Random means unknown and nothing more. Before the player takes the shot, or Mlodinow flips his weighted coin, we do not know what the outcome will be because we do not know what the values of the physical properties that determine the outcome are: it is these properties that change from shot to shot and from flip to flip that cause the different endings. If we did know the physics—like we can if we practice with coins—we can predict the outcome. That is, the outcome becomes certain, or known, and is therefore not random.

Our knowledge any outcome depends on what information we condition on. What might be random to you might not be random to me if I have different information than you. For example, right now my cell phone is either in my left- or right-hand pocket. To you, the outcome (finding out which pocket), is random because your conditional information consists solely of the knowledge that it might be in one or other pocket. The information I condition on allows me to know with certainty the outcome.
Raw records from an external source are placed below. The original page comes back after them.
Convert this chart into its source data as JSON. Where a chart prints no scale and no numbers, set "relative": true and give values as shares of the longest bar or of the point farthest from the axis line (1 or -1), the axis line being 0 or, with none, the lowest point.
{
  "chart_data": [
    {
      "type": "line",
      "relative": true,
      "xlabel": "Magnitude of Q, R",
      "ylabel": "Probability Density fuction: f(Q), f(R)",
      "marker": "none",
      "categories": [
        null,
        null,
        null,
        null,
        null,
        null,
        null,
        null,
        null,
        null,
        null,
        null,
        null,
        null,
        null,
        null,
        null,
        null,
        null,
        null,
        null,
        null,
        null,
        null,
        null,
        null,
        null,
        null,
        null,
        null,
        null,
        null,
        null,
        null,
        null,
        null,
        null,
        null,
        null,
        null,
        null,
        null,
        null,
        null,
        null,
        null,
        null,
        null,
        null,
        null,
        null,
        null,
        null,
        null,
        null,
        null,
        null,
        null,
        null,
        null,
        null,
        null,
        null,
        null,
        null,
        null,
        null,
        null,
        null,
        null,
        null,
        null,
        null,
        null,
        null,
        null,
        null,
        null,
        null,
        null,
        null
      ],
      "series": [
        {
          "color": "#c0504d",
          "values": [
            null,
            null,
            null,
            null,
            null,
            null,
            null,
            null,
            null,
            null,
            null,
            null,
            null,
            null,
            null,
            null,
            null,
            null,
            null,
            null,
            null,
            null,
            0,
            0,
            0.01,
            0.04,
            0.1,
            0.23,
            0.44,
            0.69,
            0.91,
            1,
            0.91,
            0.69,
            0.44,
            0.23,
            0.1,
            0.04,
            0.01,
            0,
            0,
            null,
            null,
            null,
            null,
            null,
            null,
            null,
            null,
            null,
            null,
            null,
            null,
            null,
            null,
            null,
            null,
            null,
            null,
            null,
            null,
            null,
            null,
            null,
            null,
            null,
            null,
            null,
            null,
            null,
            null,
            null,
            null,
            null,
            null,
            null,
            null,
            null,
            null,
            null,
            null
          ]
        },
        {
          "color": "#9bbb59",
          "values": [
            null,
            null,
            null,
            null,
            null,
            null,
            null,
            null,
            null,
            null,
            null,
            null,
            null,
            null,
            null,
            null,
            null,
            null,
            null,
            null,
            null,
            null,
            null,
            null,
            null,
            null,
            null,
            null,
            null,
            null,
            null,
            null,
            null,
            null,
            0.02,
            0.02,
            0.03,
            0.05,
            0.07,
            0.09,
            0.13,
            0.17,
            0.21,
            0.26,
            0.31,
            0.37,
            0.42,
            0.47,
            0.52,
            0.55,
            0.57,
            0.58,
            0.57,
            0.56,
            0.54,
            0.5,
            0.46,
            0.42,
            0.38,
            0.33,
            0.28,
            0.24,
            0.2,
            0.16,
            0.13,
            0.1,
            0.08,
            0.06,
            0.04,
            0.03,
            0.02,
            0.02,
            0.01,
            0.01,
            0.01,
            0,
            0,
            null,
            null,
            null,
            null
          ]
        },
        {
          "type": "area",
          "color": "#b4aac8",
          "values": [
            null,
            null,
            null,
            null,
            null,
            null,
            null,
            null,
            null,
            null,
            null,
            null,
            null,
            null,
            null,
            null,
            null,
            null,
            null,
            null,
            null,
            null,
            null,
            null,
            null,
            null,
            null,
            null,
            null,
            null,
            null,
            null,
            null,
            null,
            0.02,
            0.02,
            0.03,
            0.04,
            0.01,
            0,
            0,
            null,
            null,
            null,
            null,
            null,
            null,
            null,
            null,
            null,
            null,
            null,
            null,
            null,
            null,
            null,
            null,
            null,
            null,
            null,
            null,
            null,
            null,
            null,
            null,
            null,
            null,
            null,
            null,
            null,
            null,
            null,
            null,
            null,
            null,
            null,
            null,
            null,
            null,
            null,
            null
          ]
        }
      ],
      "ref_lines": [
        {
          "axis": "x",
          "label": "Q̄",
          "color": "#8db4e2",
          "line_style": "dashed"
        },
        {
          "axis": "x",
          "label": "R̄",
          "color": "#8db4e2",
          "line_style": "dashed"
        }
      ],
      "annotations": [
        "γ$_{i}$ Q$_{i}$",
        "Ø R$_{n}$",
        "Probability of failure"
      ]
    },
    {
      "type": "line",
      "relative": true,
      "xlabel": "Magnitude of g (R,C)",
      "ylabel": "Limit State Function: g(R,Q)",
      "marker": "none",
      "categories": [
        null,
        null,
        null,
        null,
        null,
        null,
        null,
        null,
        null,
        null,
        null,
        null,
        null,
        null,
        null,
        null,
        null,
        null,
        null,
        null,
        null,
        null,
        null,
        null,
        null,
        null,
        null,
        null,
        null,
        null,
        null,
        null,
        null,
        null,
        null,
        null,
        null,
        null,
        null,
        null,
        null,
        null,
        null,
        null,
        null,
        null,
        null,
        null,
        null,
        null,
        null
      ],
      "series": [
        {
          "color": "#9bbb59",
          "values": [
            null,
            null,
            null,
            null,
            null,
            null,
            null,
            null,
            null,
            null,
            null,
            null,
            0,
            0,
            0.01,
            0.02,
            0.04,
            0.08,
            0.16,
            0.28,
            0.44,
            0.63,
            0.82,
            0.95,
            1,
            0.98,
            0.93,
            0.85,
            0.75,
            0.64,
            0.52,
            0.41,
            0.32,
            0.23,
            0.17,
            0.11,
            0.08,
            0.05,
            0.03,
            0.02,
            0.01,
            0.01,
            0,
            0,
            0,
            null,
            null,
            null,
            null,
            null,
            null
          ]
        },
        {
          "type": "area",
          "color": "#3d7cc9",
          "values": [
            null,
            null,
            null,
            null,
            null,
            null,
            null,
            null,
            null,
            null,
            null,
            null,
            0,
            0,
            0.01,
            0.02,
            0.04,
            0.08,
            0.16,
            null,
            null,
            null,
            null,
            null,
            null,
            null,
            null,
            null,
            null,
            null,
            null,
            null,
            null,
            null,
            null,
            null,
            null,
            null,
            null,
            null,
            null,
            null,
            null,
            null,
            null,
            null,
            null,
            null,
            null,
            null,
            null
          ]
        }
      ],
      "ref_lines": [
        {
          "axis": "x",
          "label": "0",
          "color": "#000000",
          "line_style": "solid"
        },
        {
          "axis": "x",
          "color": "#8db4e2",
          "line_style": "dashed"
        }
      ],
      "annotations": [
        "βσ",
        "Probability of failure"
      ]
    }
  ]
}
Same thing in basketball: if we knew what amount of force a player uses etc. we can predict whether his shot will go in. But that sort of information is hard to measure, so we look for proxies, like statistical models of the player’s past performance. Conditional only on those models, we can say “There is an 80% chance the next shot will go in.”

If the 11th shot is sunk, our man’s streak continues. The mental state of the player certainly played a part in that shot and so did his “hot hands.” Because we cannot predict who will have a hot hand or when, does not mean that hot-hand streaks do not exist. We should not mistake our models for reality.